Mr Murdoch's acolytes like to pretend that criticism of their man is a product of small-minded envy, an exhibition of the British penchant for bringing down greatness. They apparently cannot see the difference between admiration of energy and imagination (and Mr Murdoch has those in abundance) and alarm at his naked grasping after control in arenas where the very stuff of democracy is at stake - as it is in matters of news and information. They argue that Mr Murdoch's power is market-borne; that he should not be censured because so few have risen to take him on. But crediting his perseverance (and the accuracy of his persistent refusal to over-estimate public taste) does not diminish the urgency of stopping him from cutting or eliminating the competition.
The issue at hand is control of digitised television signals from satellites. What's the problem, some say, arguing that technology changes so fast that it dissolves monopoly: we should take the Internet as a model of how popular choice and technology combine for the general benefit. Yet the recent history of information technology also shows how the front man (Bill Gates is the name) scoops the pool. Once an interface is established as the industry standard, breaking into the same market becomes well nigh impossible.

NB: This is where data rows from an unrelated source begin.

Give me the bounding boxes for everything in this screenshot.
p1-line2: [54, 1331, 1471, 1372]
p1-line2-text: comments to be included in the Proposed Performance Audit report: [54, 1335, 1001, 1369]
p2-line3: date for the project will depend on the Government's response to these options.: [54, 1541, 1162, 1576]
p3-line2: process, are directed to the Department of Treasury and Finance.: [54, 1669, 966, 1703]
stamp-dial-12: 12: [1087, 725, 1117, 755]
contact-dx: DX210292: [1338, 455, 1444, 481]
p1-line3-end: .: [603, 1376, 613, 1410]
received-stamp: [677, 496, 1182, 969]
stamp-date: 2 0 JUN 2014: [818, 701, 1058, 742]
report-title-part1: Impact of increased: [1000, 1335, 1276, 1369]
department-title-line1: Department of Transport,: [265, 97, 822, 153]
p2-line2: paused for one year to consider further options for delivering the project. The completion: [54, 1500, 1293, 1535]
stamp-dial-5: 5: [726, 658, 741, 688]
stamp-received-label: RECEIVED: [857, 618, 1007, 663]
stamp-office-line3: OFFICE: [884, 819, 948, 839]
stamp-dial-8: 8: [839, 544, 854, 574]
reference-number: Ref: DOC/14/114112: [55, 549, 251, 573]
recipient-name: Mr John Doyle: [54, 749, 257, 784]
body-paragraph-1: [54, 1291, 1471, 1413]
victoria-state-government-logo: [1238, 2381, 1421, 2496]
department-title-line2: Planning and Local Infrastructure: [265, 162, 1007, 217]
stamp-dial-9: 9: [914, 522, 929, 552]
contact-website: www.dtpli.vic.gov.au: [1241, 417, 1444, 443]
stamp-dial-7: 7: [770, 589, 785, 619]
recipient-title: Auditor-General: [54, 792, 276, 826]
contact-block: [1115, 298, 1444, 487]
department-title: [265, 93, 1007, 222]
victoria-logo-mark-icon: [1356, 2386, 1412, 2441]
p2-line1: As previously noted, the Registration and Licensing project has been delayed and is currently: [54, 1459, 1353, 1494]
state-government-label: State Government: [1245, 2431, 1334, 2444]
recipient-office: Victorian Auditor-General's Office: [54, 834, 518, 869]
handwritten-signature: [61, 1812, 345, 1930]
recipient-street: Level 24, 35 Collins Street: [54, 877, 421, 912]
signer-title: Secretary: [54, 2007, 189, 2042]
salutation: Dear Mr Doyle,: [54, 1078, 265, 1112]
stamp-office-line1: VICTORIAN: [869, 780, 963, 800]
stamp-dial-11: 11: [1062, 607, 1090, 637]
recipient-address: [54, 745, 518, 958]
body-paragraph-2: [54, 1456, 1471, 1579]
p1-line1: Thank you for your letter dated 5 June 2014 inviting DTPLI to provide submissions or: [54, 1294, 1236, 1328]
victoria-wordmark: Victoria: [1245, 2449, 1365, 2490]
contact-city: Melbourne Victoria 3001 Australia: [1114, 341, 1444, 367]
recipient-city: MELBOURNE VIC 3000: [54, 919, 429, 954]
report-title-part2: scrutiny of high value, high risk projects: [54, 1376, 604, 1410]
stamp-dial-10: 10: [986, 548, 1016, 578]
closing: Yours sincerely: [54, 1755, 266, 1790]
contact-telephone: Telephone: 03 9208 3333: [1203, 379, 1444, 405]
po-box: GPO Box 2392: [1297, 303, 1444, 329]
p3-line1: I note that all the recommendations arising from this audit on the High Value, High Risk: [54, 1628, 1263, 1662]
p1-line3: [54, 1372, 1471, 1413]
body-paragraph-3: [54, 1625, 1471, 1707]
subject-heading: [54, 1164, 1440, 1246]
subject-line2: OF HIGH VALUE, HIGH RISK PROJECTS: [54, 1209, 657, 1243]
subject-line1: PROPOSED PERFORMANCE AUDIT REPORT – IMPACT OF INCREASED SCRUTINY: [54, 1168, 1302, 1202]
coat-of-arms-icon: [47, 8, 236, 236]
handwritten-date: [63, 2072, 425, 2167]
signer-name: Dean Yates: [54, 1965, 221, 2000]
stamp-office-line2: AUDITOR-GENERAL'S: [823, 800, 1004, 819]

The Broadcasting Act 1996 is allowing Mr Murdoch first tilt at building and selling the control mechanism for digital television. What he has just done to Warner is a ready sign of how he will use that control. The object of policy must be to establish conditions in which household choice is maximised. We need to ask whether Murdoch as a programme producer should even be allowed to develop and manufacture the means by which programmes are delivered. The history of telecommunications regulation in Britain and of the development of competition law in information technology in the US offer plenty of precedents: it would be healthier all round if Murdoch were kept out of the market for gateway technologies. Alternatively he could be forced - as Microsoft have been - to franchise the gateway technology to manufacturers of set-top control boxes, which could preserve the space needed for other broadcasters.
What is needed - the Department of Trade and Industry has yet to grasp this - is common-carrier status for the circuitry delivering digital signals to the home television, into which the programme producers' filters and smart cards can call it.
Murdoch is shortly to sign contracts for the supply of set-top boxes matching his specification. Any government action that affects those contracts will, necessarily, be retrospective and so might raise the question of compensation. Far better, however, to pay Murdoch that rent now than crimp and distort the use of this technology for decades. There has long been a need for some brave politician to think of emulating Stanley Baldwin and make the power of Murdoch and the other press barons a populist issue. That is something for another day. Today's priority is to acknowledge that public policy for digital broadcasting has a big hole in it but there are ways to fill it.
This newspaper is a competitor with Murdoch titles; we have an axe to grind. If policy-makers refuse to wake up it is, dear readers, over to you. The future of your television choice is now at stake.